Por projetar meu passado em você;

Por tentar acelerar as coisas – sim, por ser afobado...

Eu não fui capaz de enxergar na hora, mas quando o sangue esfriou, pude entender como você estava certa.

Eu não tenho as palavras adequadas, ou as belas, mas peço perdão, com toda a sinceridade.

Por favor, me dê a chance de provar que posso ser muito mais e melhor do que o paranoico demonstrado de forma vergonhosa naquele dia; de mostrar o meu lado romântico; de aprender com você.

Eu sei que tudo o que vivemos foi muito intenso, rápido, e que isso pode ser assustador, mas também pode se tornar uma experiência incrível, se a gente quiser. Se você ainda me quiser. Podemos ir mais devagar, até.

Você é especial, é diferente, é tudo aquilo que eu nem sabia que existia, mas de que tanto precisava. Você iluminou os meus dias, meus sonhos, minhas ideias, e quero poder retribuir todo o bem que trouxe para a minha vida em tão pouco tempo.

Por favor, mande-me um sinal, qualquer sinal, que eu irei até você para conversar. Sei que podemos reverter a situação. Citando a sua banda favorita de K-pop: "oh, oh... Eu posso fazer dar certo".
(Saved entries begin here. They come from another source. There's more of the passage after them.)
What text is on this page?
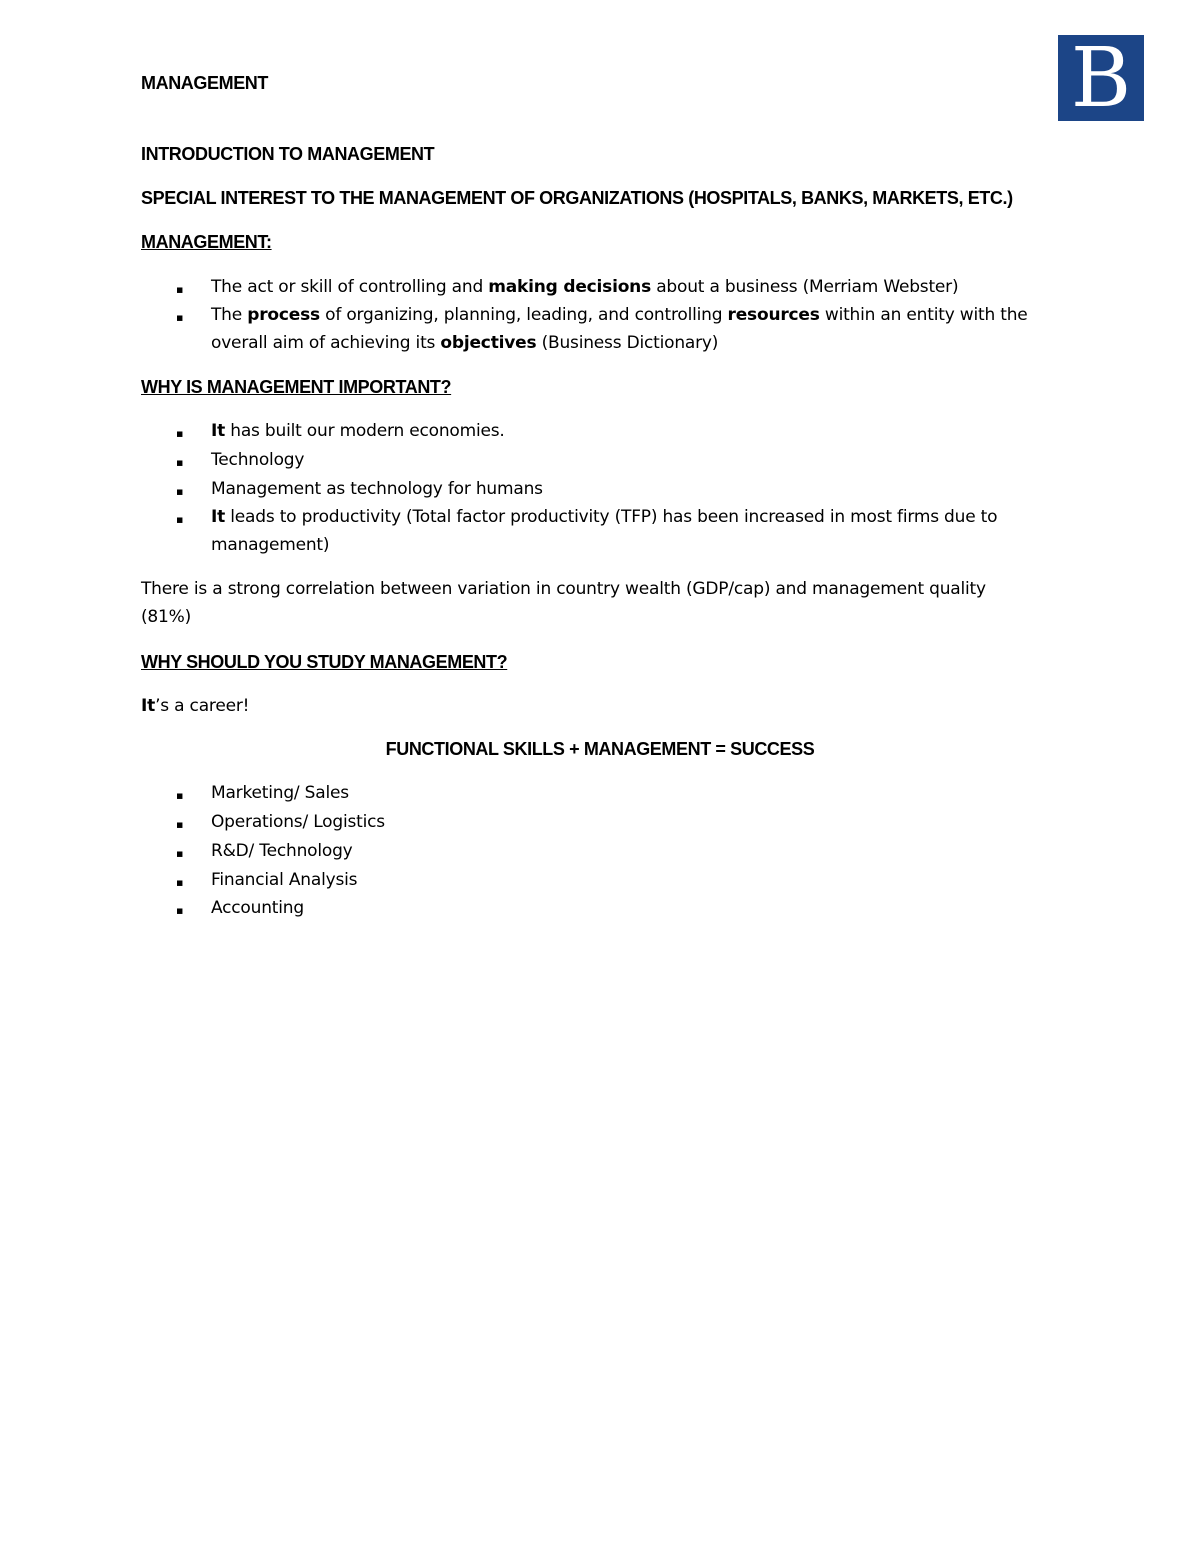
B

MANAGEMENT

INTRODUCTION TO MANAGEMENT

SPECIAL INTEREST TO THE MANAGEMENT OF ORGANIZATIONS (HOSPITALS, BANKS, MARKETS, ETC.)

MANAGEMENT:

▪ The act or skill of controlling and making decisions about a business (Merriam Webster)

▪ The process of organizing, planning, leading, and controlling resources within an entity with the

overall aim of achieving its objectives (Business Dictionary)

WHY IS MANAGEMENT IMPORTANT?

▪ It has built our modern economies.

▪ Technology

▪ Management as technology for humans

▪ It leads to productivity (Total factor productivity (TFP) has been increased in most firms due to

management)

There is a strong correlation between variation in country wealth (GDP/cap) and management quality

(81%)

WHY SHOULD YOU STUDY MANAGEMENT?

It’s a career!

FUNCTIONAL SKILLS + MANAGEMENT = SUCCESS

▪ Marketing/ Sales

▪ Operations/ Logistics

▪ R&D/ Technology

▪ Financial Analysis

▪ Accounting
Assinou e deixou anotados os seus contatos, de número de telefone a e-mail corporativo, passando pelas redes sociais que ele não sabia que ela já visitara, pra não deixar escapar nenhuma oportunidade de voltarem a se falar.

Lacrou o envelope, se arrumou, saiu mais cedo e, a caminho para o trabalho, foi até a porta do condomínio dela para entregá-lo. Sem saber o número da casa, convenceu o porteiro da importância daquela postagem, ao dizer:

— Escuta, meu amigo, você não precisa nem me dizer onde ela mora, desde que se comprometa a entregar a carta. Estamos brigados, ela me bloqueou, e esta é a única forma que eu encontrei de conseguir a atenção dela. Será que você me daria essa força?

O porteiro segurou a carta, dizendo:

— Olha, eu não deveria...

Mas Filippo apenasagradeceu e partiu para o trabalho, naquele sábado ensolarado.